While Congress is expected to take up several bills in the coming weeks in hopes of quick passage and enactment into law, neither Obama nor Pelosi would say if they expected an economic stimulus package to be ready for Obama's signature by the time of his inauguration in two weeks. But Pelosi told reporters that, when the inauguration occurs, "we hope to have signed into law legislation that will improve the lives of the American people."
"We will hit the ground running on initiatives," Pelosi said.
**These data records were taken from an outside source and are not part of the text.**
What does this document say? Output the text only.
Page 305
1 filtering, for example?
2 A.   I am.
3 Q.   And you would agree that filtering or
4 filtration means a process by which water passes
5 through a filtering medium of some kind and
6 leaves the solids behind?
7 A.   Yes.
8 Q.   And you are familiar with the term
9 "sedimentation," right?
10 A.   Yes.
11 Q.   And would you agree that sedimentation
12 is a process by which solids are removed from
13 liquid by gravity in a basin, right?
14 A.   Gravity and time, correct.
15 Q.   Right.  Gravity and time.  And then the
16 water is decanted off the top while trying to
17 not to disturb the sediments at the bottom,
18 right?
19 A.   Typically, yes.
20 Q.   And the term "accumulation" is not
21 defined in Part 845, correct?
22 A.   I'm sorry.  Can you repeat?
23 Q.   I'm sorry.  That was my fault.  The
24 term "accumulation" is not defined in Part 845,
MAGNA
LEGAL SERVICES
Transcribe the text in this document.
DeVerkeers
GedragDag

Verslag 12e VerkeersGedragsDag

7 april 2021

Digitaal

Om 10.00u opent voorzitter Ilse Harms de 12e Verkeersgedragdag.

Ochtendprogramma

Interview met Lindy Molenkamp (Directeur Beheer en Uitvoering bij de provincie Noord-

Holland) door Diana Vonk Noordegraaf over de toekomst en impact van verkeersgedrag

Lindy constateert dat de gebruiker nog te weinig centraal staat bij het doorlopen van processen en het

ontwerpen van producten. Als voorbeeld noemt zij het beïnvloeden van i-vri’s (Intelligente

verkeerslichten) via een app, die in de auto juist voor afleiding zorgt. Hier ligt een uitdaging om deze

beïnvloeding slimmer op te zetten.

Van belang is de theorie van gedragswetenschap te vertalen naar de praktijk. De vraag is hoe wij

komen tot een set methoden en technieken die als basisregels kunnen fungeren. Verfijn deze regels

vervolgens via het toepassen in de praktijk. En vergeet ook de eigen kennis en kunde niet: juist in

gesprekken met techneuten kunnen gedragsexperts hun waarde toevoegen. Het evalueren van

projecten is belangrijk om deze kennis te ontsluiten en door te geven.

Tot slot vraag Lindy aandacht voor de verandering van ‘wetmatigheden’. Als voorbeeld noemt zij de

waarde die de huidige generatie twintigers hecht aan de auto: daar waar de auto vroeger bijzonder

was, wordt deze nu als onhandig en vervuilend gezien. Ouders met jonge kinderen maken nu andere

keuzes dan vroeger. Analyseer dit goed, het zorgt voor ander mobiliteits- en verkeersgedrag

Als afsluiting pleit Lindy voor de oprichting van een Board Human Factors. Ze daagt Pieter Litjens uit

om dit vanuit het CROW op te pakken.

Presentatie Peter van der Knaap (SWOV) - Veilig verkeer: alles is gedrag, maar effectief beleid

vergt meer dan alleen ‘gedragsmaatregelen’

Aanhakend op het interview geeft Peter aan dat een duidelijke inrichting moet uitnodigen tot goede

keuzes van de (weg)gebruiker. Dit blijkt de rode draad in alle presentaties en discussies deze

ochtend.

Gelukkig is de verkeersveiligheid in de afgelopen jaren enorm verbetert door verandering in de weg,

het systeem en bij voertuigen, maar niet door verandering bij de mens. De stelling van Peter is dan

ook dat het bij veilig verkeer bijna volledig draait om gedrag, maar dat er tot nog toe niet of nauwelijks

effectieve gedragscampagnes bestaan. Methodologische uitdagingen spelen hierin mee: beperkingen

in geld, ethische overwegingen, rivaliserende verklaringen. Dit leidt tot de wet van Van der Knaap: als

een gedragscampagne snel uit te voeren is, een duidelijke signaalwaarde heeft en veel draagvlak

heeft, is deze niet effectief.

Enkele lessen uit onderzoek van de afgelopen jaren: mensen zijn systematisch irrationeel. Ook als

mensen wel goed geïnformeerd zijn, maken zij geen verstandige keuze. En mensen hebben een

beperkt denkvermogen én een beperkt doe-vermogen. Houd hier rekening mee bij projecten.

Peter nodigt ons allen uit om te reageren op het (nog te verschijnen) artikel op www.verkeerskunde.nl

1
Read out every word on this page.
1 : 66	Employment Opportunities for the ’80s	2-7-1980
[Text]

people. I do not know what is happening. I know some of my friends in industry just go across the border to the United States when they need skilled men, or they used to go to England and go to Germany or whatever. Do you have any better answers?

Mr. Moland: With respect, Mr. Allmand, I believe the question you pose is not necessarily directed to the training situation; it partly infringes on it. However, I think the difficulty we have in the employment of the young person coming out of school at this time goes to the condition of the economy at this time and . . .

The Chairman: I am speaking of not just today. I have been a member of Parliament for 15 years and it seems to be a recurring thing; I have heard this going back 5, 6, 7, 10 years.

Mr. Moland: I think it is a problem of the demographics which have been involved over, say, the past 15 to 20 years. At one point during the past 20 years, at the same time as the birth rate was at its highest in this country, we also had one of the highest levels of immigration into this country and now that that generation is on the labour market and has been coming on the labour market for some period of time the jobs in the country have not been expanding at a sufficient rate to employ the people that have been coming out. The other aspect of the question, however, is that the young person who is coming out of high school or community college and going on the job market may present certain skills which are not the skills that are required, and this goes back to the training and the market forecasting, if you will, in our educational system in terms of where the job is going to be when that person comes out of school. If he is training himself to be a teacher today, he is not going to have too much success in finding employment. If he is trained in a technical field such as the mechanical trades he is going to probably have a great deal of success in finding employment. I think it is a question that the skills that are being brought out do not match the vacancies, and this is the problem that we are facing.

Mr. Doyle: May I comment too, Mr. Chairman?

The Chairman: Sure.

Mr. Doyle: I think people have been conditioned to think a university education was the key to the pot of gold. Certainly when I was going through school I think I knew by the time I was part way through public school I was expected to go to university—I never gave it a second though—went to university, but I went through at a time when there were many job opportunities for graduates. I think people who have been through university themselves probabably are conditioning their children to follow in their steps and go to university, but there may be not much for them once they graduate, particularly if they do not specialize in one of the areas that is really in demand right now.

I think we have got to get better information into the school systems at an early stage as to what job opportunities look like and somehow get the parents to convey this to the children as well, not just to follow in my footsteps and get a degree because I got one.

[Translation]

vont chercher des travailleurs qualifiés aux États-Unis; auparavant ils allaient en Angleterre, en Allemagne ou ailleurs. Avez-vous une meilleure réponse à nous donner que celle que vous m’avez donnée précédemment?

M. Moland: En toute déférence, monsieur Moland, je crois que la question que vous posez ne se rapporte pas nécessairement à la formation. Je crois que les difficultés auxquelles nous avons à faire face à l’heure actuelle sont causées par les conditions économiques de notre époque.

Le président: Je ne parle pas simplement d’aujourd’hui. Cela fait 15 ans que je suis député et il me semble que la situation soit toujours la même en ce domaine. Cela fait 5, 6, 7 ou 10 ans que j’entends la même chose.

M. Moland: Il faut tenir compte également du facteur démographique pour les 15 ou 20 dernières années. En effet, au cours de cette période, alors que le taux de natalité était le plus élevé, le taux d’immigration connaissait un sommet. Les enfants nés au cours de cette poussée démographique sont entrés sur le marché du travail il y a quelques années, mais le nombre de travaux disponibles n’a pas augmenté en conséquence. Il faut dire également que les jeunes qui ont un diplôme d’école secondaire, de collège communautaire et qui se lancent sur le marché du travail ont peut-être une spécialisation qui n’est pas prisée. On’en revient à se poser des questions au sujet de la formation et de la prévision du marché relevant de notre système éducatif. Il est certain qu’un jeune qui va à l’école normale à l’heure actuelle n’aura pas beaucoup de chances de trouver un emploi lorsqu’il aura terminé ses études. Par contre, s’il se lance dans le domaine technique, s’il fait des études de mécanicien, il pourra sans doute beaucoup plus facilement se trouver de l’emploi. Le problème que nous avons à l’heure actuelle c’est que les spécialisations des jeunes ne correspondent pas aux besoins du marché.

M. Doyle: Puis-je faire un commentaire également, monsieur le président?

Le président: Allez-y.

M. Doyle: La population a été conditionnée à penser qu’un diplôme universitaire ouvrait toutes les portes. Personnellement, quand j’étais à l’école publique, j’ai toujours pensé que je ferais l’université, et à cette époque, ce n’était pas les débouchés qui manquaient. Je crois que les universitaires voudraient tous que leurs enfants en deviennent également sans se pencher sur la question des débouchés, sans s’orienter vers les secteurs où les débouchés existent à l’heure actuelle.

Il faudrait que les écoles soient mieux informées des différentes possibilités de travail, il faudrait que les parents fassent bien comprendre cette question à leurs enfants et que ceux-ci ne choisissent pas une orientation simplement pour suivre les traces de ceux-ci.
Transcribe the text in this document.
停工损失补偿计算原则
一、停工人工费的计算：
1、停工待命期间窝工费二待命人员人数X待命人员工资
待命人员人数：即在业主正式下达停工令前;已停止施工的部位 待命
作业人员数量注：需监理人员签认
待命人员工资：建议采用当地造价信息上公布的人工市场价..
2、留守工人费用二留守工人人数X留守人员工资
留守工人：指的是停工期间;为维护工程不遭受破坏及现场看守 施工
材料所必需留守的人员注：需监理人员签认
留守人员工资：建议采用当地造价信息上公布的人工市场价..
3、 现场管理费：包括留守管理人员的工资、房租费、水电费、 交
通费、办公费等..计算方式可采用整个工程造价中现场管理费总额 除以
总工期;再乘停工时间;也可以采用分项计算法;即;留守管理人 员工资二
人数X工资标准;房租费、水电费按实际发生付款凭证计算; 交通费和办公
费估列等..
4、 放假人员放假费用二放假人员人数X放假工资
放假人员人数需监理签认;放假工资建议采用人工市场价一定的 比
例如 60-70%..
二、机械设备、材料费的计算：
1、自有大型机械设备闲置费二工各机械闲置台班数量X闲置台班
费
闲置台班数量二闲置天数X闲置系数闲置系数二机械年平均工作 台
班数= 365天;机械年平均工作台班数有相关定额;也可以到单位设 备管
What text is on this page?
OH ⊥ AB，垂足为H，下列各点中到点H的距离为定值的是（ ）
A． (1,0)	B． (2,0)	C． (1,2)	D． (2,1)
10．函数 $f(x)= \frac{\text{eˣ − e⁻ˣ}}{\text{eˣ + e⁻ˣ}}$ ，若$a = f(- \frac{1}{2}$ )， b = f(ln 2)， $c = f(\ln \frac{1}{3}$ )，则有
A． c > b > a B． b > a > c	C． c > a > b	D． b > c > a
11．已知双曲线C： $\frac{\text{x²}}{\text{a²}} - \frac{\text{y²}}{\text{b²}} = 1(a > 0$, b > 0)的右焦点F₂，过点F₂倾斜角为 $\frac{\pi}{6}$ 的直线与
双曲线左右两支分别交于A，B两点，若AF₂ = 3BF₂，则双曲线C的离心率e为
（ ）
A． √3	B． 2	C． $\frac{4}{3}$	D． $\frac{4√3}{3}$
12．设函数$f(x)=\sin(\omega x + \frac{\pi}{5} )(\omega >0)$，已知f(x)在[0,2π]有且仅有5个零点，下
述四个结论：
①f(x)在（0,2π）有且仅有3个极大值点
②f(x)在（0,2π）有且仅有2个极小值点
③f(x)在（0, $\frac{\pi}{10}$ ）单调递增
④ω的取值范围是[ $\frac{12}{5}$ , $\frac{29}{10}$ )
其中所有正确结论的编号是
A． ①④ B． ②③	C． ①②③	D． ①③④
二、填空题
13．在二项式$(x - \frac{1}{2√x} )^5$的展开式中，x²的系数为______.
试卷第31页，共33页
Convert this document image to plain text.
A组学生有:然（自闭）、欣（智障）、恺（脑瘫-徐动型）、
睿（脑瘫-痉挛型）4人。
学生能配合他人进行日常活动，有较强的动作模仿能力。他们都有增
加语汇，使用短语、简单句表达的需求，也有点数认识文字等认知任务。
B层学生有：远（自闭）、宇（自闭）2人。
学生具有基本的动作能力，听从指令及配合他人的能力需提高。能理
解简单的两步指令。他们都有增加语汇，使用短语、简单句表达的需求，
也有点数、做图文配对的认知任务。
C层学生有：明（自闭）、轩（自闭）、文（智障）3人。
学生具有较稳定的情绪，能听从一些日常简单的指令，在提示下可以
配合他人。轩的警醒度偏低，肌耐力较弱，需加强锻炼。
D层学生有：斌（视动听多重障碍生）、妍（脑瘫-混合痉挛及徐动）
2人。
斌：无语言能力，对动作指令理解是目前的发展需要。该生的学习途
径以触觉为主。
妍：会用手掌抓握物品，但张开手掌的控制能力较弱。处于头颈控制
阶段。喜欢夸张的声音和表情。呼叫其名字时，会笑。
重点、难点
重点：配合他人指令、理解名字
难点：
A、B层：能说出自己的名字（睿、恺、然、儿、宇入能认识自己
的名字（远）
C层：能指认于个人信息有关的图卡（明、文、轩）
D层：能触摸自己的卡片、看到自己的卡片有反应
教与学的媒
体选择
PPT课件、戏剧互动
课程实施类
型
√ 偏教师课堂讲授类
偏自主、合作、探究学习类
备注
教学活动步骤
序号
Obama, speaking after a meeting with his economic team later Monday, said he expected to sign the stimulus "shortly after I get inaugurated."
"There are only so many days in the legislative process and it's going to take some time even on an expedited schedule to get a bill passed and on my desk, but we anticipate that by the end of January or the first week in February we have gotten the bulk of this done," the president-elect told reporters.
Obama and congressional Democrats are putting together a stimulus expected to contain hundreds of billions of dollars in new spending and reportedly $300 billion in tax cuts, but the exact total of the stimulus has yet to be determined.
Senate Majority Leader Harry Reid, D-Nev., said Monday that "we have not received, of course, the exact package" from Obama, but that Obama has indicated that nearly all of the economists he has consulted with have said it should be within the range of $800 billion to $1.2 trillion or $1.3 trillion.